L’opposition communiste étant négligeable (148 voix en 1931, 573, tout de même, en 1937), Félix Gouin eut cependant à combattre des adversaires radicaux et de droite, plus particulièrement en 1928, lors du rétablissement du scrutin uninominal. En effet, le découpage établi en cette circonstance pour les Bouches-du-Rhône rattacha le canton d’Istres à la 1re circonscription d’Aix, bien qu’il en fut géographiquement isolé et séparé — sur une distance de trente kilomètres — par la région de Salon et l’Étang de Berre. Les adversaires de Gouin l’accusèrent d’avoir obtenu cet avantage substantiel grâce à la complicité d’Auguste Girard qui était membre de la commission du suffrage universel pendant la législature 1924-1928. En effet, le canton d’Istres, avec près de 2 500 électeurs inscrits et une majorité ouvrière parmi eux, pouvait à lui seul faire la décision. La presse de droite qui soutenait Gaston Vidal, le concurrent radical de Gouin, attaqua violemment ce dernier, « Félix 1er Empereur d’Istres » (Aix Républicain, du 7 avril 1928), et dans des termes beaucoup plus violents qui entraînèrent des procès en correctionnelle. Les résultats du premier tour apportèrent 7 295 voix à Gouin contre 7 017 à Vidal et 857 au communiste Poussel, sur 18 921 électeurs inscrits et 15 169 suffrages exprimés ; ceux du second tour virent la victoire de Gouin avec 8 110 suffrages contre 7 769 à son adversaire et 252 voix communistes, l’abstentionnisme étant tombé d’un tour à l’autre, de 18,5 % à 14 %. Il est incontestable que l’apport du canton d’Istres a été, avec une marge de sécurité de 700 suffrages environ en sa faveur, déterminant dans l’élection de Félix Gouin, le soutien communiste spontané du second tour étant annulé par des renforts abstentionnistes du premier au profit de Vidal.
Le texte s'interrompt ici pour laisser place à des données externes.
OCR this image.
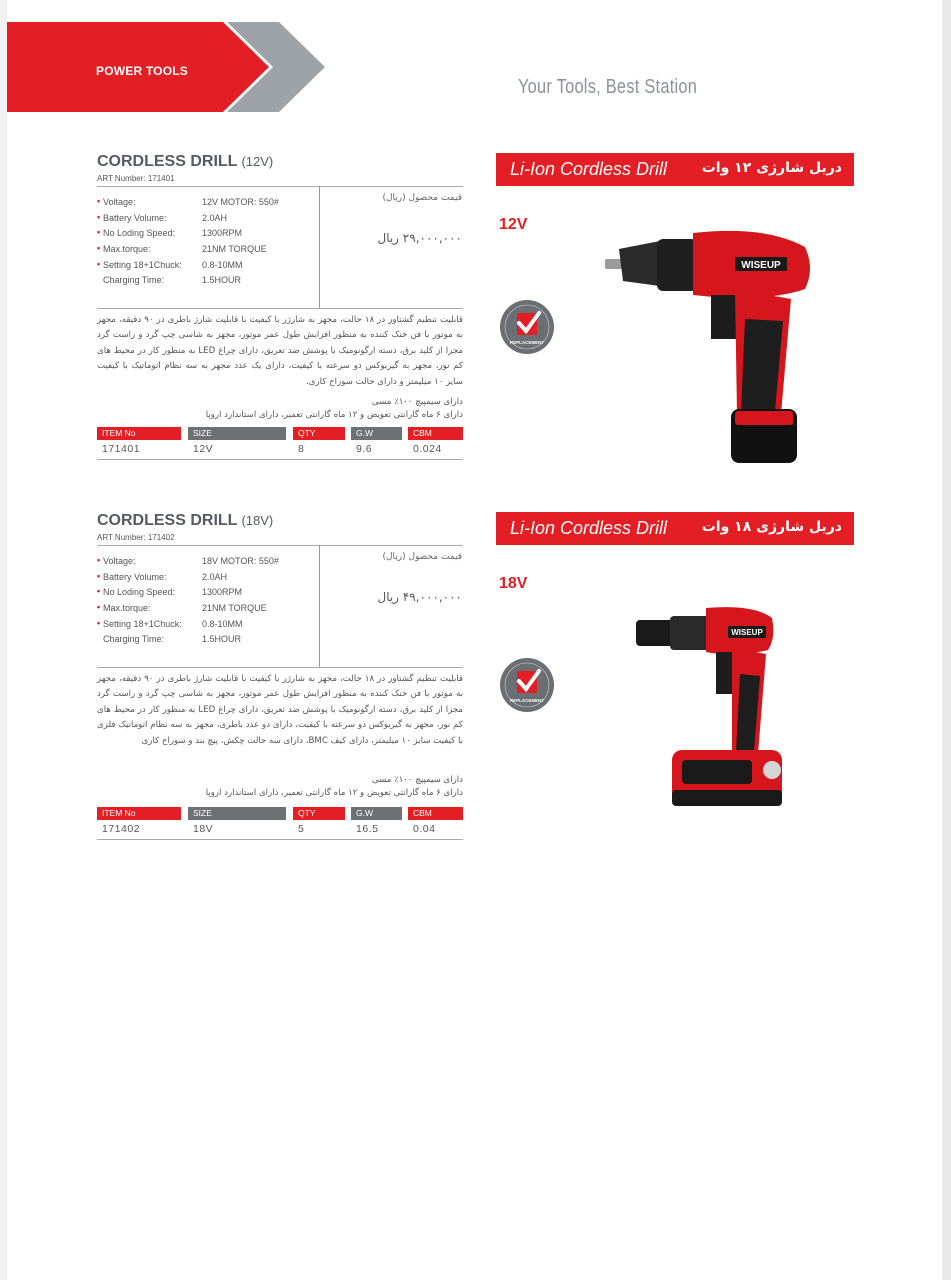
POWER TOOLS
Your Tools, Best Station
CORDLESS DRILL (12V)
ART Number: 171401
• Voltage:	12V MOTOR: 550#
• Battery Volume:	2.0AH
• No Loding Speed:	1300RPM
• Max.torque:	21NM TORQUE
• Setting 18+1Chuck: 0.8-10MM
Charging Time:	1.5HOUR
قیمت محصول (ریال)
۲۹,۰۰۰,۰۰۰ ریال
قابلیت تنظیم گشتاور در ۱۸ حالت، مجهز به شارژر با کیفیت با قابلیت شارژ باطری در ۹۰ دقیقه، مجهز به موتور با فن خنک کننده به منظور افزایش طول عمر موتور، مجهز به شاسی چپ گرد و راست گرد مجزا از کلید برق، دسته ارگونومیک با پوشش ضد تعریق، دارای چراغ LED به منظور کار در محیط های کم نور، مجهز به گیربوکس دو سرعته با کیفیت، دارای یک عدد مجهز به سه نظام اتوماتیک با کیفیت سایز ۱۰ میلیمتر و دارای حالت سوراخ کاری.
دارای سیمپیچ ۱۰۰٪ مسی
دارای ۶ ماه گارانتی تعویض و ۱۲ ماه گارانتی تعمیر، دارای استاندارد اروپا
ITEM No	SIZE	QTY	G.W	CBM
171401	12V	8	9.6	0.024
Li-Ion Cordless Drill دریل شارژی ۱۲ وات
12V
REPLACEMENT
WISEUP
CORDLESS DRILL (18V)
ART Number: 171402
• Voltage:	18V MOTOR: 550#
• Battery Volume:	2.0AH
• No Loding Speed:	1300RPM
• Max.torque:	21NM TORQUE
• Setting 18+1Chuck: 0.8-10MM
Charging Time:	1.5HOUR
قیمت محصول (ریال)
۴۹,۰۰۰,۰۰۰ ریال
قابلیت تنظیم گشتاور در ۱۸ حالت، مجهز به شارژر با کیفیت با قابلیت شارژ باطری در ۹۰ دقیقه، مجهز به موتور با فن خنک کننده به منظور افزایش طول عمر موتور، مجهز به شاسی چپ گرد و راست گرد مجزا از کلید برق، دسته ارگونومیک با پوشش ضد تعریق، دارای چراغ LED به منظور کار در محیط های کم نور، مجهز به گیربوکس دو سرعته با کیفیت، دارای دو عدد باطری، مجهز به سه نظام اتوماتیک فلزی با کیفیت سایز ۱۰ میلیمتر، دارای کیف BMC، دارای سه حالت چکش، پیچ بند و سوراخ کاری
دارای سیمپیچ ۱۰۰٪ مسی
دارای ۶ ماه گارانتی تعویض و ۱۲ ماه گارانتی تعمیر، دارای استاندارد اروپا
ITEM No	SIZE	QTY	G.W	CBM
171402	18V	5	16.5	0.04
Li-Ion Cordless Drill دریل شارژی ۱۸ وات
18V
REPLACEMENT
WISEUP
L’affaire du canton d’Istres fut de nouveau évoquée en 1932, année où M. de Castellane, républicain indépendant, se présenta contre Gouin pour protester « contre ce découpage scandaleux » et dans le seul but de « rétablir la première circonscription d’Aix dans ses limites géographiques ». Mais Gouin fut élu facilement, cette fois, au premier tour, avec 9 162 voix sur 19 846 inscrits contre 4 107 à Castellane et 763 au communiste Delmas.
Au cours du premier semestre de l’année 1934, Félix Gouin se montra favorable à l’unité d’action malgré les attaques de la presse communiste (Rouge-Midi) et les réunions contradictoires, comme celle de Saint-Chamas, le 30 avril, avec Marcel Baudin*. Ces progrès du PC expliquent pourquoi Gouin ne fut réélu en 1936 qu’au second tour, cette fois, contre le modéré Agnel, mais non sans avoir été approché par le candidat communiste Moustiers*. Au premier tour, en effet, Gouin n’avait obtenu que 6 737 voix sur 21 436 électeurs inscrits contre 5 039 suffrages à Moustiers et 4 431 à Agnel. Bien entendu, le désistement communiste apporta à Gouin plus de 10 000 suffrages à l’issue du deuxième tour.
De 1924 à 1936, l’activité de Félix Gouin à la Chambre fut considérable. Il appartint aux commissions de la Législation civile et criminelle, des Colonies, des marchés et des spéculations. Il déposa vingt-trois propositions de lois et onze rapports concernant, plus particulièrement, la législation des loyers, les rapports entre bailleurs et locataires, la réorganisation de la magistrature et de l’administration judiciaire. Sur le plan local, il intervint en faveur du personnel de la poudrerie nationale de Saint-Chamas (majoration des heures de travail de nuit et amélioration des primes de danger — ce danger qui se manifestera, tragiquement, en 1937), des agriculteurs, notamment pour l’exemption de l’impôt sur le chiffre d’affaires pour les coopératives de production, ou en faveur des producteurs et commerçants d’amandes et d’huile d’olive. Il intervint également pour défendre les intérêts de la ville d’Aix, de ses Facultés, de l’école des Arts et Métiers, de son musée auquel il fit acquérir des œuvres de Cézanne.
En 1929, Félix Gouin essaya vainement d’arbitrer le conflit qui divisa les socialistes aixois et leurs alliés, lors des élections municipales. Il soutint finalement la liste Pellegrin, patronnée par la section SFIO au nom de la discipline du parti, et publia, à ce sujet, un article dans le Phare rouge le 1er juin 1929.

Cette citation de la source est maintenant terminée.